We are in the middle of the longest fuel crisis in five years. In many places, it mirrors the dark days of the 1990s when fuel queues were routine, together with their many accessories – jerry cans, hoses and plastic bottles cut in half as funnels. Coupled with poor electricity supply, Nigerians frustration and anger are largely justified. Yet the problem has a simple, plug-and-play solution. Emeka Akabogu is the Chairman, OTL Africa Downstream. He speaks on why he thinks subsidy removal is the right thing to do now to put an end to the fuel crisis in the country. Excerpts:
It has not been an easy road for the country’s oil sector. What do you think is the way forward?
The best parting gift President Jonathan could leave for President-Elect Buhari will be to formally scrap petroleum subsidies. While it may be interpreted as a Greek gift, the truth is that it affords a soft-landing for the incoming President as he will not be burdened by the perceived betrayal such a decision by him could induce. His challenge will be to simply live up to his promise by ensuring savings from the subsidies are not frittered away.
Can poor Nigerians afford deregulated fuel?
Removing subsidies is simply the right thing to do. It is pragmatic, cost-saving, and best of all, does no one any harm. It is not true that Nigerians cannot afford the real cost of fuel if the price is deregulated. The empirical fact is that apart from NNPC Retail stations, the eastern part of Nigeria has for years seen fuel for between N120 and N150, and everyone is used to it including the poor. I was in Awka last week and easily drove into a NIPCO station where I bought fuel for N120/litre. No queue, no story. The price at which fuel is bought conditions the usage and consumption pattern towards it increased discipline and reduction of waste, which no one will argue the country badly needs now.
Don’t you think major oil marketers are holding the country to ransome?
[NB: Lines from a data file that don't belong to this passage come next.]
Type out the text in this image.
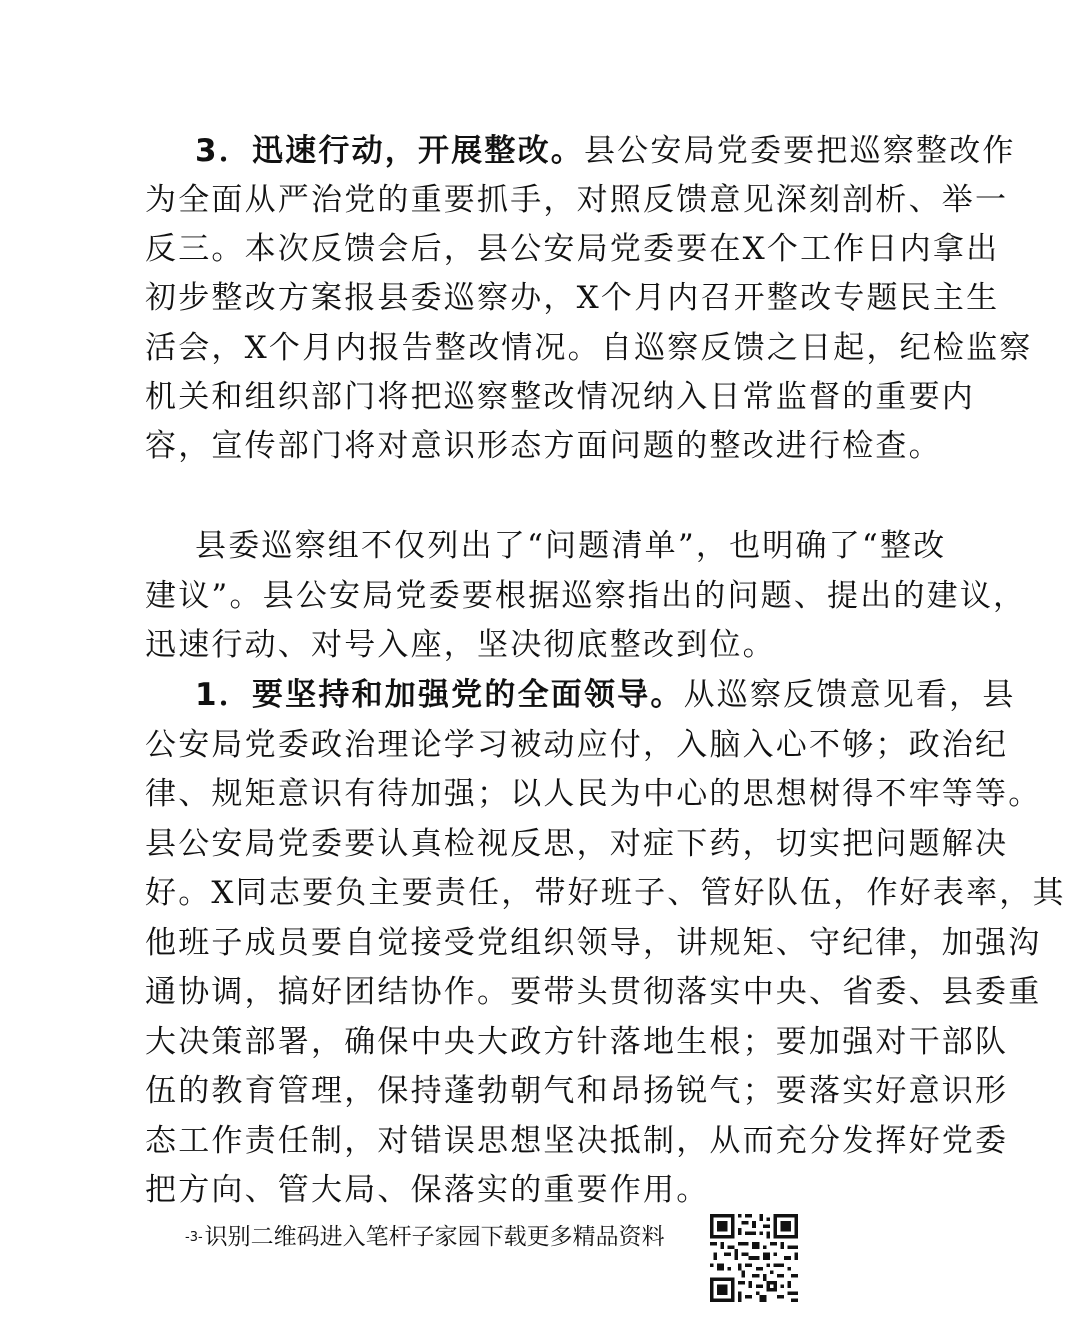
3．迅速行动，开展整改。县公安局党委要把巡察整改作
为全面从严治党的重要抓手，对照反馈意见深刻剖析、举一
反三。本次反馈会后，县公安局党委要在X个工作日内拿出
初步整改方案报县委巡察办，X个月内召开整改专题民主生
活会，X个月内报告整改情况。自巡察反馈之日起，纪检监察
机关和组织部门将把巡察整改情况纳入日常监督的重要内
容，宣传部门将对意识形态方面问题的整改进行检查。
县委巡察组不仅列出了“问题清单”，也明确了“整改
建议”。县公安局党委要根据巡察指出的问题、提出的建议，
迅速行动、对号入座，坚决彻底整改到位。
1．要坚持和加强党的全面领导。从巡察反馈意见看，县
公安局党委政治理论学习被动应付，入脑入心不够；政治纪
律、规矩意识有待加强；以人民为中心的思想树得不牢等等。
县公安局党委要认真检视反思，对症下药，切实把问题解决
好。X同志要负主要责任，带好班子、管好队伍，作好表率，其
他班子成员要自觉接受党组织领导，讲规矩、守纪律，加强沟
通协调，搞好团结协作。要带头贯彻落实中央、省委、县委重
大决策部署，确保中央大政方针落地生根；要加强对干部队
伍的教育管理，保持蓬勃朝气和昂扬锐气；要落实好意识形
态工作责任制，对错误思想坚决抵制，从而充分发挥好党委
把方向、管大局、保落实的重要作用。
-3-识别二维码进入笔杆子家园下载更多精品资料
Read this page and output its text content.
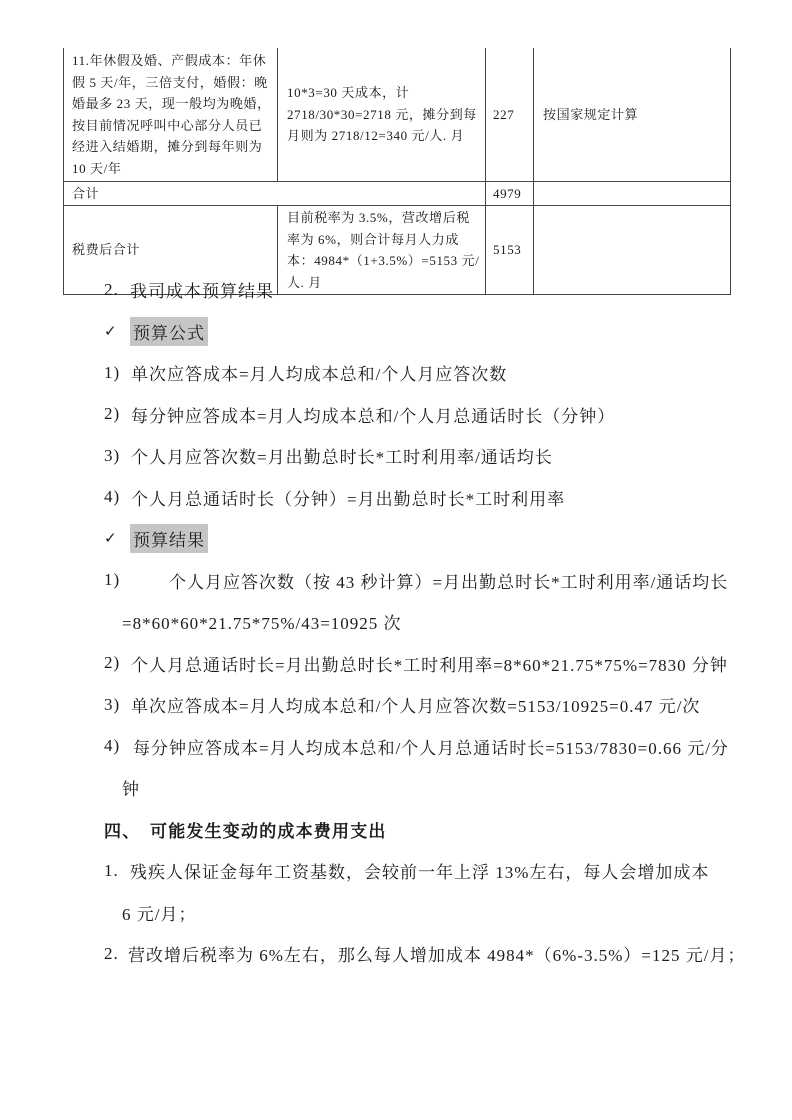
11.年休假及婚、产假成本：年休假 5 天/年，三倍支付，婚假：晚婚最多 23 天，现一般均为晚婚，按目前情况呼叫中心部分人员已经进入结婚期，摊分到每年则为 10 天/年	10*3=30 天成本，计 2718/30*30=2718 元，摊分到每月则为 2718/12=340 元/人. 月	227	按国家规定计算
合计		4979	
税费后合计	目前税率为 3.5%，营改增后税率为 6%，则合计每月人力成本：4984*（1+3.5%）=5153 元/人. 月	5153	
2. 我司成本预算结果
✓ 预算公式
1) 单次应答成本=月人均成本总和/个人月应答次数
2) 每分钟应答成本=月人均成本总和/个人月总通话时长（分钟）
3) 个人月应答次数=月出勤总时长*工时利用率/通话均长
4) 个人月总通话时长（分钟）=月出勤总时长*工时利用率
✓ 预算结果
1)	个人月应答次数（按 43 秒计算）=月出勤总时长*工时利用率/通话均长
=8*60*60*21.75*75%/43=10925 次
2) 个人月总通话时长=月出勤总时长*工时利用率=8*60*21.75*75%=7830 分钟
3) 单次应答成本=月人均成本总和/个人月应答次数=5153/10925=0.47 元/次
4) 每分钟应答成本=月人均成本总和/个人月总通话时长=5153/7830=0.66 元/分
钟
四、 可能发生变动的成本费用支出
1. 残疾人保证金每年工资基数，会较前一年上浮 13%左右，每人会增加成本
6 元/月；
2. 营改增后税率为 6%左右，那么每人增加成本 4984*（6%-3.5%）=125 元/月；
It is hypocritical to suggest that marketers are not being patriotic by insisting that they will not import until they are paid their outstanding reimbursements. Do they fetch the fuel for free from the ocean? As long as we are dealing with international supplies and shipping the choices are limited. Neither the international suppliers nor the banks are interested in stories relating to indebtedness by government or foreign exchange variation. These are companies not charities – they employ thousands of Nigerians, invest in the economy, have shareholders and are in business for profit. The incoming government has not defined a clear-cut, bankable policy on subsidies so it is better to be safe than sorry. The same Nigerians will be the first to demonise the marketers if creditors proceed against them in liquidation, so we need to get real.
Can’t our local refineries be revived to serve as a solution to the lingering problem?
Not exactly. Self-sufficiency in refining will solve the problem of capital flight and bottom-line erosion arising from foreign exchange fluctuations. It will exponentially boost GDP, create multiplier value in the economy, eliminate most of the freight cost and potentially drive the development of a West Africa pricing benchmark for petroleum products. To that extent, self-sufficiency in refining is great. But if subsidies remain, refining will not solve the problem of availability or scarcity of products. Refiners too are businessmen, and will expectedly buy crude at international prices. They will sell for profit, even if with a primary focus on the Nigerian market. If government attempts a pricing dichotomy – one for crude oil to be used locally and another for international sales, such a scheme will spectacularly backfire. Round-tripping of crude oil will become the new fad and the levels of sleaze will simply multiply. They should not try it.
Where do you think we should go from here?
Scrap the Petroleum Support Fund (subsidy scheme). Undertake major infrastructure projects in mass transit – interstate rail, inland waterway ports, inland container depots/dry ports, road renewal and maintenance. Finally, let there be light! -widen and deepen options for access to electricity using competitive tariffs and ensuring people pay only for what they consume.